Depois de dopar as vítimas, o grupo roubava celulares e os utilizava para acessar aplicativos bancários, fazer transferências e compras.
Em um dos casos investigados, uma transação de R$ 1.370 foi realizada poucas horas depois de uma vítima ser dopada em Copacabana.
O pagamento foi direcionado a uma empresa registrada em nome de Marcelo Silveira da Silva Filho.
Aos investigadores, ele disse que um dos suspeitos do esquema pediu para usar sua máquina de pagamentos para passar o cartão e afirmou não saber que o dinheiro tinha origem criminosa.
A transação acabou sendo cancelada.
Dinheiro, bebidas caras e viagens
Imagens das redes sociais dos investigados também foram analisadas pela polícia.
Segundo o inquérito, publicações mostram os suspeitos exibindo dinheiro, roupas de marca, bebidas caras, videogames, computadores e viagens de luxo.
A investigação aponta que o grupo atuava pelo menos desde janeiro de 2025 e que outros suspeitos já foram identificados em inquéritos envolvendo crimes com o mesmo modo de atuação.
Turista tomou menos da metade da bebida e apagou
O caso que levou à identificação de Cláudio, Marcelo e Caio ocorreu em 10 de agosto de 2025, na Praia de Copacabana.
Um turista de Rondônia contou à polícia que conheceu pelo Grindr um homem que usava o perfil “Ângelo” e marcou um encontro próximo ao Copacabana Palace.
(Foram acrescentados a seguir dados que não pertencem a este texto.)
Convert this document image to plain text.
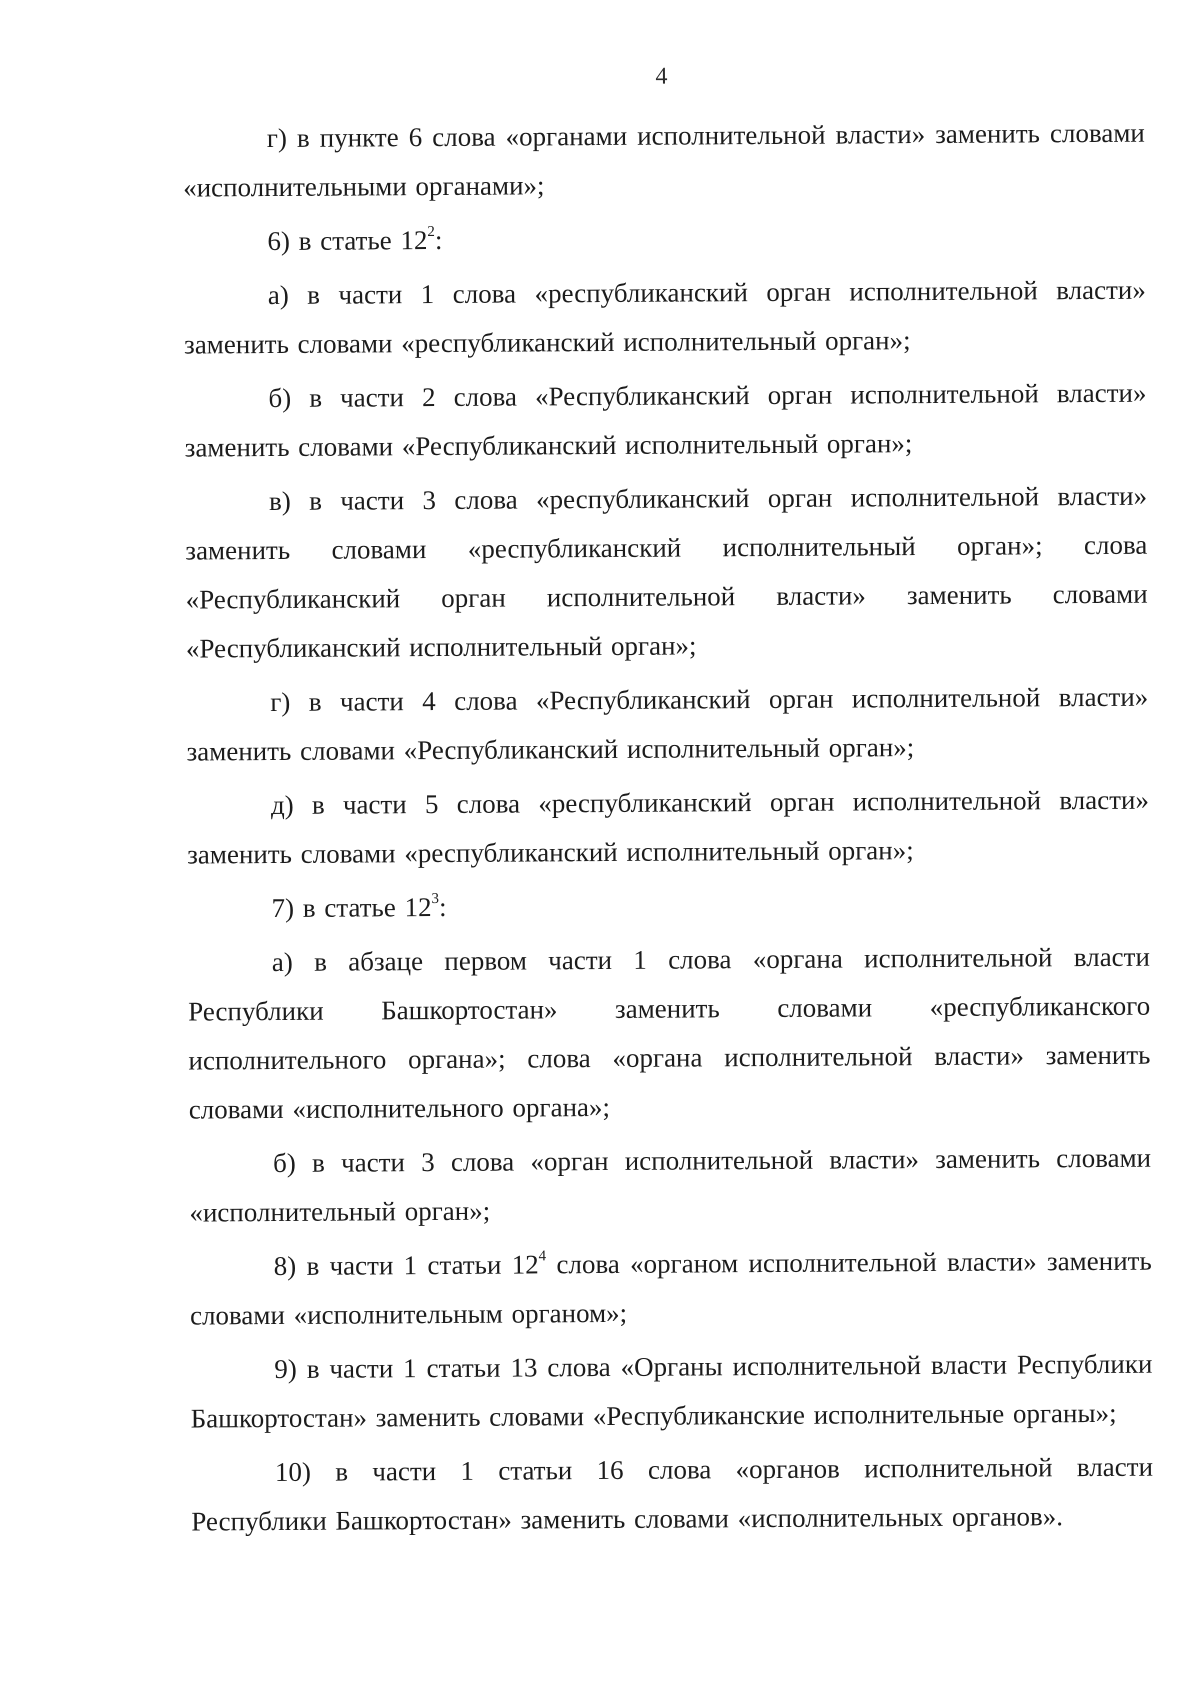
4

г) в пункте 6 слова «органами исполнительной власти» заменить словами «исполнительными органами»;

6) в статье $12^2$:

а) в части 1 слова «республиканский орган исполнительной власти» заменить словами «республиканский исполнительный орган»;

б) в части 2 слова «Республиканский орган исполнительной власти» заменить словами «Республиканский исполнительный орган»;

в) в части 3 слова «республиканский орган исполнительной власти» заменить словами «республиканский исполнительный орган»; слова «Республиканский орган исполнительной власти» заменить словами «Республиканский исполнительный орган»;

г) в части 4 слова «Республиканский орган исполнительной власти» заменить словами «Республиканский исполнительный орган»;

д) в части 5 слова «республиканский орган исполнительной власти» заменить словами «республиканский исполнительный орган»;

7) в статье $12^3$:

а) в абзаце первом части 1 слова «органа исполнительной власти Республики Башкортостан» заменить словами «республиканского исполнительного органа»; слова «органа исполнительной власти» заменить словами «исполнительного органа»;

б) в части 3 слова «орган исполнительной власти» заменить словами «исполнительный орган»;

8) в части 1 статьи $12^4$ слова «органом исполнительной власти» заменить словами «исполнительным органом»;

9) в части 1 статьи 13 слова «Органы исполнительной власти Республики Башкортостан» заменить словами «Республиканские исполнительные органы»;

10) в части 1 статьи 16 слова «органов исполнительной власти Республики Башкортостан» заменить словами «исполнительных органов».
Ao chegar ao calçadão, encontrou “Ângelo” acompanhado de outro homem.
A vítima comprou três caipirinhas e tomou menos da metade da sua.
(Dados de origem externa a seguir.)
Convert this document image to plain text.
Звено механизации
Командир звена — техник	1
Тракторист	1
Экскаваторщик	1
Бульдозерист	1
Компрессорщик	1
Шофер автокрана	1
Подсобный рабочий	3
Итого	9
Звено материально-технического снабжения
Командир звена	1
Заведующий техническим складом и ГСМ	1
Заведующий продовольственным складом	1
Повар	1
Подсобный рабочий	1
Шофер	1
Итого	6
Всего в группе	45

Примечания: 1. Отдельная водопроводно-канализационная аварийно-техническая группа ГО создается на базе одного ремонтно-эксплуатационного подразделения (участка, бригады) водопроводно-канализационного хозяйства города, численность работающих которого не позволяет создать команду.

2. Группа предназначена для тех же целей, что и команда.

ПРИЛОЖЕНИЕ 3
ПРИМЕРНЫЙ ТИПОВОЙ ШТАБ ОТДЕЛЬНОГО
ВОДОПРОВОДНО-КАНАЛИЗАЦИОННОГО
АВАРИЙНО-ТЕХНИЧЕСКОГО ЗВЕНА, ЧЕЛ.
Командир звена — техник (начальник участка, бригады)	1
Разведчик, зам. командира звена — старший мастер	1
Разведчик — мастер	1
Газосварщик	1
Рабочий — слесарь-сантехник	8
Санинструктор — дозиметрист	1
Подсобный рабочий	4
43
Pouco depois, perdeu a consciência.
Segundo seu depoimento, ele não havia ingerido álcool nem usado drogas antes do encontro.
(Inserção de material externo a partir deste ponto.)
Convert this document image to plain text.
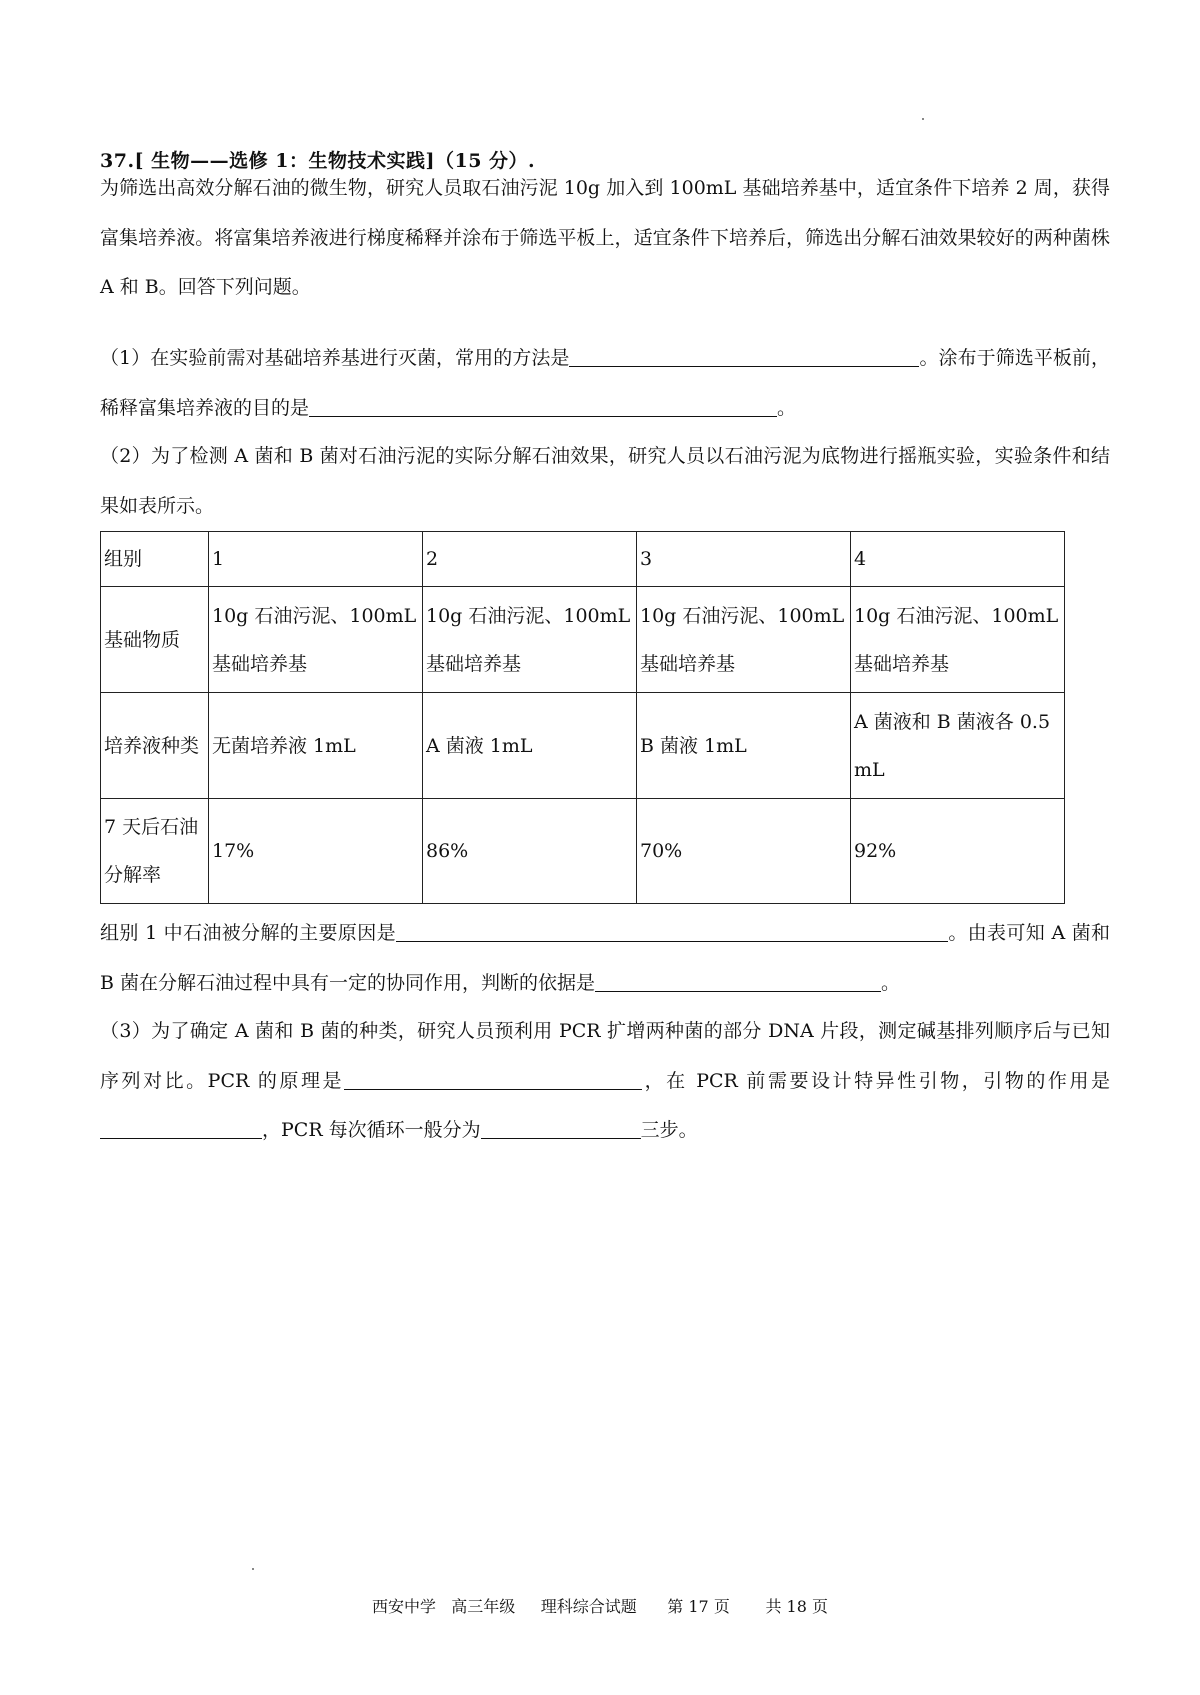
37.[ 生物——选修 1：生物技术实践]（15 分）.
为筛选出高效分解石油的微生物，研究人员取石油污泥 10g 加入到 100mL 基础培养基中，适宜条件下培养 2 周，获得富集培养液。将富集培养液进行梯度稀释并涂布于筛选平板上，适宜条件下培养后，筛选出分解石油效果较好的两种菌株 A 和 B。回答下列问题。
（1）在实验前需对基础培养基进行灭菌，常用的方法是	。涂布于筛选平板前，稀释富集培养液的目的是	。
（2）为了检测 A 菌和 B 菌对石油污泥的实际分解石油效果，研究人员以石油污泥为底物进行摇瓶实验，实验条件和结果如表所示。
组别	1	2	3	4
基础物质	10g 石油污泥、100mL 基础培养基	10g 石油污泥、100mL 基础培养基	10g 石油污泥、100mL 基础培养基	10g 石油污泥、100mL 基础培养基
培养液种类	无菌培养液 1mL	A 菌液 1mL	B 菌液 1mL	A 菌液和 B 菌液各 0.5mL
7 天后石油分解率	17%	86%	70%	92%
组别 1 中石油被分解的主要原因是	。由表可知 A 菌和 B 菌在分解石油过程中具有一定的协同作用，判断的依据是	。
（3）为了确定 A 菌和 B 菌的种类，研究人员预利用 PCR 扩增两种菌的部分 DNA 片段，测定碱基排列顺序后与已知序列对比。PCR 的原理是	，在 PCR 前需要设计特异性引物，引物的作用是，PCR 每次循环一般分为	三步。
西安中学 高三年级 理科综合试题 第 17 页 共 18 页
O turista só acordou horas depois, já na manhã seguinte, sem o celular e com dificuldades para falar e andar.
Ele foi levado para atendimento médico e passou por exame no Instituto Médico Legal (IML), que encontrou clonazepam e seu metabólito na urina.
Imagens de câmeras de segurança registraram o encontro na Avenida Atlântica.
A vítima reconheceu formalmente Caio por fotografia e afirmou não ter dúvidas de que ele era o homem que utilizava o perfil “Ângelo”.
A polícia também identificou uma transação de R$ 1.370 feita com o cartão da vítima às 23h40 do mesmo dia do encontro.
Para os investigadores, as imagens, os depoimentos, os registros das transações e os demais elementos reunidos no inquérito apontam para a atuação conjunta dos três.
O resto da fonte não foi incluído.